Entre os que trabalham, 1,195 milhão realizavam atividades econômicas e outros 455 mil produziam apenas para o próprio consumo. A pesquisa considera como trabalho infantil as atividades que prejudicam a saúde, o desenvolvimento ou a escolarização, conforme definição da Organização Internacional do Trabalho (OIT).
Adolescentes puxam aumento
Mais da metade (55,5%) dos trabalhadores infantis tinha entre 16 e 17 anos. Nesse grupo, a proporção subiu de 14,7% em 2023 para 15,3% em 2024, a maior entre todas as idades pesquisadas. Além disso, quase 30% dos adolescentes nessa faixa etária trabalhavam 40 horas ou mais por semana, jornadas equivalentes às de adultos.

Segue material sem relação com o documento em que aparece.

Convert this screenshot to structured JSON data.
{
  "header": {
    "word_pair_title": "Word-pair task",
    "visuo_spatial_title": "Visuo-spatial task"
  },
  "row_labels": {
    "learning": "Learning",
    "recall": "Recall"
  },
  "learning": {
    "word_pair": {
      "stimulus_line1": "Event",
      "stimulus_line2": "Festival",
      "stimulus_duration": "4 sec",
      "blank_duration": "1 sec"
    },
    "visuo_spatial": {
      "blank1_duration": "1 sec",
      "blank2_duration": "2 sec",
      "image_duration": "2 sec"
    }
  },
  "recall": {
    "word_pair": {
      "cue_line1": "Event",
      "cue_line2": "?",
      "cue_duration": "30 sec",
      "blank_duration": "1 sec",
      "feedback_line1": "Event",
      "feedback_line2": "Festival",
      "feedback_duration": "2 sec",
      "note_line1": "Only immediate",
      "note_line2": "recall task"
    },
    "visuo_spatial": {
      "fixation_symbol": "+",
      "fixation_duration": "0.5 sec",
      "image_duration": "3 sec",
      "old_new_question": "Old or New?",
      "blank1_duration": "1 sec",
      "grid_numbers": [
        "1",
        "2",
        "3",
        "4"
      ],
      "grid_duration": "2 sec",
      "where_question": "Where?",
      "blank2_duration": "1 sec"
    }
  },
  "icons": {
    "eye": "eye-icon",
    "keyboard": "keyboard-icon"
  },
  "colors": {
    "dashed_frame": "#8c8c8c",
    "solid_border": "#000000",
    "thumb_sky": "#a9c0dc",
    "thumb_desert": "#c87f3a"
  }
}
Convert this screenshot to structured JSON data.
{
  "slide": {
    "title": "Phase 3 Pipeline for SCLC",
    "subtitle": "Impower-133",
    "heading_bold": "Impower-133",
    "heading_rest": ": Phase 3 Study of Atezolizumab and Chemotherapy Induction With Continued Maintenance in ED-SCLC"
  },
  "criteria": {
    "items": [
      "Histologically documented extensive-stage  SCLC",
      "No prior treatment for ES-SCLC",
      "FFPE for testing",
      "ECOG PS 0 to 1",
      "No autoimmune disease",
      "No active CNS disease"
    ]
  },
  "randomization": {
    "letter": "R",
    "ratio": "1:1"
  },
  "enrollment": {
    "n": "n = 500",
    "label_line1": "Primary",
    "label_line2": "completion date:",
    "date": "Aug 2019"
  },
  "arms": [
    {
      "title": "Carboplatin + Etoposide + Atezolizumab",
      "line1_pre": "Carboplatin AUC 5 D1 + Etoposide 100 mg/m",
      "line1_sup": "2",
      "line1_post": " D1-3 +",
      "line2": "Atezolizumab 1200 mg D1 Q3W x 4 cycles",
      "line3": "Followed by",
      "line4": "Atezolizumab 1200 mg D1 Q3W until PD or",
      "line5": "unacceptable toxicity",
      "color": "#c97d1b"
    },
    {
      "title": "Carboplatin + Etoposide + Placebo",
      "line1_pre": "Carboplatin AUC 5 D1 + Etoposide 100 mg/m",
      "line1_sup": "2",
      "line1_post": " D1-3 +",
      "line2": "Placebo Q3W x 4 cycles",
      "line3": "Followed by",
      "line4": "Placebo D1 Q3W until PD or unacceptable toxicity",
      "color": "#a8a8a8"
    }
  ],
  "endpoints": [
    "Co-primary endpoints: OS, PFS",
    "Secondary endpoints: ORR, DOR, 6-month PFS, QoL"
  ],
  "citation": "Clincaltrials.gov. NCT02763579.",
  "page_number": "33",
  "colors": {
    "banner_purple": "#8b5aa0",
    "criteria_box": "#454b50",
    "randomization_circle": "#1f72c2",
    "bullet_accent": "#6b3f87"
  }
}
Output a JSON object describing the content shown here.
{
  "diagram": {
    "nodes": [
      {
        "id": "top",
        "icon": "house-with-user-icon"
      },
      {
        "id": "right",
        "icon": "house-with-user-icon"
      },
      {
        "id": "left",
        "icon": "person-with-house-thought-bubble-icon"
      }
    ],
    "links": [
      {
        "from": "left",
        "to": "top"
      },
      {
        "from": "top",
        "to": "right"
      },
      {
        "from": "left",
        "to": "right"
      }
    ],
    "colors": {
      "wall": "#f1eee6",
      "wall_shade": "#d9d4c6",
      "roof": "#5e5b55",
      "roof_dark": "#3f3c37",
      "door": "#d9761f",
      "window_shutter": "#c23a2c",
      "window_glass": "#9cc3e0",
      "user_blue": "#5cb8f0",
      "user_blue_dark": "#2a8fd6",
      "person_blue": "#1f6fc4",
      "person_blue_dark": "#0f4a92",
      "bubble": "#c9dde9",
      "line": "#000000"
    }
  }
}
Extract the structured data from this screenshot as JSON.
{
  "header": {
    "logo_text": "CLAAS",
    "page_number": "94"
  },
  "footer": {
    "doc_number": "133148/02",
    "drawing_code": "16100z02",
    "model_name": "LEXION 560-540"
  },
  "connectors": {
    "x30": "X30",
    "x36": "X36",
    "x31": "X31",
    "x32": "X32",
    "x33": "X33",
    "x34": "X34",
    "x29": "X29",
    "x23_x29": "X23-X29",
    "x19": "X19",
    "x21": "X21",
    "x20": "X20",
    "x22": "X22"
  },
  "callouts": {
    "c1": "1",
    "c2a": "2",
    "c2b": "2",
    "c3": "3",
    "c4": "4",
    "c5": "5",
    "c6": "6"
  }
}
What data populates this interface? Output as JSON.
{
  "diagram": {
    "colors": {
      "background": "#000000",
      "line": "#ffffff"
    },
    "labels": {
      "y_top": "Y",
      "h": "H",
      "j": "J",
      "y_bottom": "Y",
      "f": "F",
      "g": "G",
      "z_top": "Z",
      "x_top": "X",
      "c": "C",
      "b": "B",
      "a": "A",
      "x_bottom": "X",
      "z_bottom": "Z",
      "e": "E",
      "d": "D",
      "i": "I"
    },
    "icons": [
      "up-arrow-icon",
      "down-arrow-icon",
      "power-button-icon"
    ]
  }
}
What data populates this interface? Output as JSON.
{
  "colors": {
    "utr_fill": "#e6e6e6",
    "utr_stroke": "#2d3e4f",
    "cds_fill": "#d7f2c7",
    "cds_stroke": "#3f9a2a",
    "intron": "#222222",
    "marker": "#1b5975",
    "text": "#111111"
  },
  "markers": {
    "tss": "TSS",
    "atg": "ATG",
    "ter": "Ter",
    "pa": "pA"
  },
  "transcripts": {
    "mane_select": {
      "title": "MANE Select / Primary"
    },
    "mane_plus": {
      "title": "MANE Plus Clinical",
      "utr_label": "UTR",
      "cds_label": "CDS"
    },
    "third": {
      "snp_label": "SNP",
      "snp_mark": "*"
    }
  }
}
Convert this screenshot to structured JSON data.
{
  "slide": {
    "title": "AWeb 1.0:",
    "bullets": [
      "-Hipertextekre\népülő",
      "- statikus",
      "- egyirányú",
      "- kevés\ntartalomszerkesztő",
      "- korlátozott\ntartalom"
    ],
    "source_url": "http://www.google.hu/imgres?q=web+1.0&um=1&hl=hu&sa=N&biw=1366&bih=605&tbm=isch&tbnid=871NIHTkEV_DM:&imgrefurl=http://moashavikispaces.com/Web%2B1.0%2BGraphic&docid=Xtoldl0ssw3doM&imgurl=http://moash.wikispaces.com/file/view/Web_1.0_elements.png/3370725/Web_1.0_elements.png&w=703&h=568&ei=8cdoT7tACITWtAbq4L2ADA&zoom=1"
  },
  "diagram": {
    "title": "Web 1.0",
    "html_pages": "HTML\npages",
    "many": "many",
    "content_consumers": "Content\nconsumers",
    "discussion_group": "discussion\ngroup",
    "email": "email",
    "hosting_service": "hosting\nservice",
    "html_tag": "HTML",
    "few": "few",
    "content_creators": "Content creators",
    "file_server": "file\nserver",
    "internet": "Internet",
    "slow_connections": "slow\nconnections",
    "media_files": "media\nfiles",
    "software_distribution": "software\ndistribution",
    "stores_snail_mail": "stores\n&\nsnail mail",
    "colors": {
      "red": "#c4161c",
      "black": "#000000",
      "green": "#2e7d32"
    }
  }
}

Entre crianças de 5 a 13 anos, 87,5% trabalhavam até 14 horas semanais. Já entre os de 14 e 15 anos, 29% atuavam entre 15 e 24 horas por semana.
Apesar de a maioria (88,8%) das crianças em trabalho infantil ainda frequentar a escola, a taxa é inferior à da população geral da mesma faixa etária (97,5%). O impacto é maior entre os mais velhos: só 81,8% dos jovens de 16 e 17 anos em situação de trabalho infantil estavam estudando, contra 90,5% dos adolescentes dessa idade.

Desigualdade de raça e gênero
Dois terços das crianças e adolescentes em trabalho infantil são pretos ou pardos. Entre os brancos, 3,6% estavam nessa condição em 2024; entre pretos ou pardos, o índice foi de 4,8%. A diferença também aparece nos rendimentos: jovens brancos recebiam em média R$ 943, contra R$ 789 de pretos ou pardos.
Meninos também são maioria: 66% dos trabalhadores infantis. De 2023 para 2024, o número de garotos nessa situação cresceu 5,4%, enquanto entre meninas houve queda de 3,9%.
🌎 Diferenças regionais
O Nordeste lidera em números absolutos, com 547 mil crianças em trabalho infantil, seguido pelo Sudeste (475 mil). O Sul foi a região com maior alta proporcional (13,6%), enquanto o Norte foi a única a registrar queda expressiva, de 12,1%.
No total, a região Norte ainda tem a maior proporção de jovens nessa condição (6,2%).
⚠️ Piores formas caem, mas ainda atingem 560 mil
Apesar da alta geral, o número de crianças em ocupações consideradas as piores formas de trabalho infantil listadas pelo governo como atividades de alto risco caiu para 560 mil, o menor contingente da série iniciada em 2016. Ainda assim, elas representam 37,2% dos que realizam atividades econômicas.
Segundo o IBGE, entre os mais jovens, de 5 a 13 anos, 60,8% dos que trabalham estão nessas ocupações de risco.
💰 Bolsa Família ajuda a reduzir índices
Entre os beneficiários do Bolsa Família, 5,2% das crianças estavam em trabalho infantil em 2024. O percentual ainda é maior do que a média geral, mas caiu mais rápido ao longo dos últimos anos. Em 2016, esse índice era de 7,3%.
Informalidade ainda alta
A informalidade entre adolescentes de 16 e 17 anos que trabalham caiu para 69,4%, o menor nível desde 2016. Mesmo assim, três em cada quatro jovens dessa idade em ocupações informais são considerados em situação de trabalho infantil.

Segundo o IBGE, a maioria das crianças atua no comércio e na reparação de veículos (30,2%) ou na agricultura (19,2%). Outras atividades incluem alojamento e alimentação (11,6%), indústria (9,3%) e serviços domésticos (7,1%).